We had made fifty-one miles in three days and there remained only three days in which to make sixty-nine miles, and we began to worry about the kind of roads we would find from here on, but we had met no one who could tell us. We camped near a section house called Whitehouse, but the man there didn’t know anything about wagon roads except that we were the first wagon outfit he had seen in some time, so we just hoped for better things and turned in.

“It never rains, but it pours,” some one has said, and that evidently was what happened between Whitehouse and Cisco, for we were until 11 A. M. getting there, only six miles. We filled washes, mended a bridge, and were tired enough when we pulled into town. A store and postoffice, the railroad station and corral, was every building there, but it looked large to us and we were able to buy some provisions of the canned order, get a bale of alfalfa, and the storekeeper gave me one-half his supply of oats, which was just a pailful.

Still sixty-three miles to Grand Junction and we are told the trail following the railroad is washed out and in the same condition as the one we have just come over. We are advised to try getting to Grand Junction over what they call the old narrow gauge route, or old grade.

On the theory that it cannot be any worse that way, we cross over the railroad tracks and go north.
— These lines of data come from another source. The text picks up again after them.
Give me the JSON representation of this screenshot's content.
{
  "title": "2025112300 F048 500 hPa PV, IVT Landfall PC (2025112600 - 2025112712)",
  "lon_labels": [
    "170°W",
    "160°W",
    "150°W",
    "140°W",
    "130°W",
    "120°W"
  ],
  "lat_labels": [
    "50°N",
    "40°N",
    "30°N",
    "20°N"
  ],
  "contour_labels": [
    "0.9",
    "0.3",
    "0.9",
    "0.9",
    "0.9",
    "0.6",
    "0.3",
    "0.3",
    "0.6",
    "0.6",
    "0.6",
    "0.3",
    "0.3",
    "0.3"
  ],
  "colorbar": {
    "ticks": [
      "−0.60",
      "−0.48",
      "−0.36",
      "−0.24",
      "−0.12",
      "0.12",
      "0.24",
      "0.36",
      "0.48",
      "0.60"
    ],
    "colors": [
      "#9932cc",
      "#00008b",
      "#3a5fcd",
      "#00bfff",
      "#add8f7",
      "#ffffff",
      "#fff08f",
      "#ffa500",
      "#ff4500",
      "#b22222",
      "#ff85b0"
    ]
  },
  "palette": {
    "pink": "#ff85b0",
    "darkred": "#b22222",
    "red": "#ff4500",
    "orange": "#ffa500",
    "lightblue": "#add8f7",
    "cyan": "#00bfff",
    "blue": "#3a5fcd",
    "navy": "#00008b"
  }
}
The road is bad, however, and mostly uphill this afternoon, and by 7 P. M. we figure we have made only eight miles, or fourteen for the day. The horses are tired and discouraged. We camp by a mud hole for water and turn the horses loose to graze. The country is mountainous and of clay formation, and, aside from a little bunch of grass here and there, is bare.

We began to be worried about getting to Grand Junction by the third and concluded we wouldn’t try. We had not agreed to be there before the fourth anyway, we said, and so after deciding not to get there before the fourth (which decision was especially funny because we knew we couldn’t possibly get there before and perhaps not then), we turned in. We were not a very hilarious party and I think the horses had begun to tire of life as well. They certainly looked dejected.

Saturday, July 2, was much like Friday, only, as some one remarked, “more so.” Our shovel was continually in demand. We had one very long hard pull after lunch which finished Kate up entirely, and at 5:30 P. M. we camped near a patch of grass, after making about fourteen miles, as near as we could guess, leaving us forty-one miles still to go. We crossed Cottonwood Creek about nine-thirty this morning and Westwater Creek at 4 P. M., and are probably about six miles from Bitter Creek. Cottonwood and Westwater Creeks both had the sandy side up, and we do not expect any better of Bitter Creek.

Kate is tired out and still I do not want to put Dixie into the collar yet, as her neck is nearly well, and I want it to get entirely well before I put her in to take Kate’s place. If Kate can only hold out until we get to Grand Junction, we can rest her there, and Dixie’s neck can then probably stand the collar again. Good old Bess, she never complains, but works every day. Luckily she has not been laid up at all as yet and apparently is made of iron. She goes on day after day seemingly just as fresh as when she started.

We have two hours of daylight left, so, as Bob volunteers to make camp and get supper, Doc and I take the rifle and climb up on a mesa, where we find small pine trees and big rocks, and from which we get a beautiful view of Mt. Wagg and Mt. Tomasaki. We have been in sight of Mt. Wagg ever since we left Green River. We sat there for a full half-hour and then returned to camp.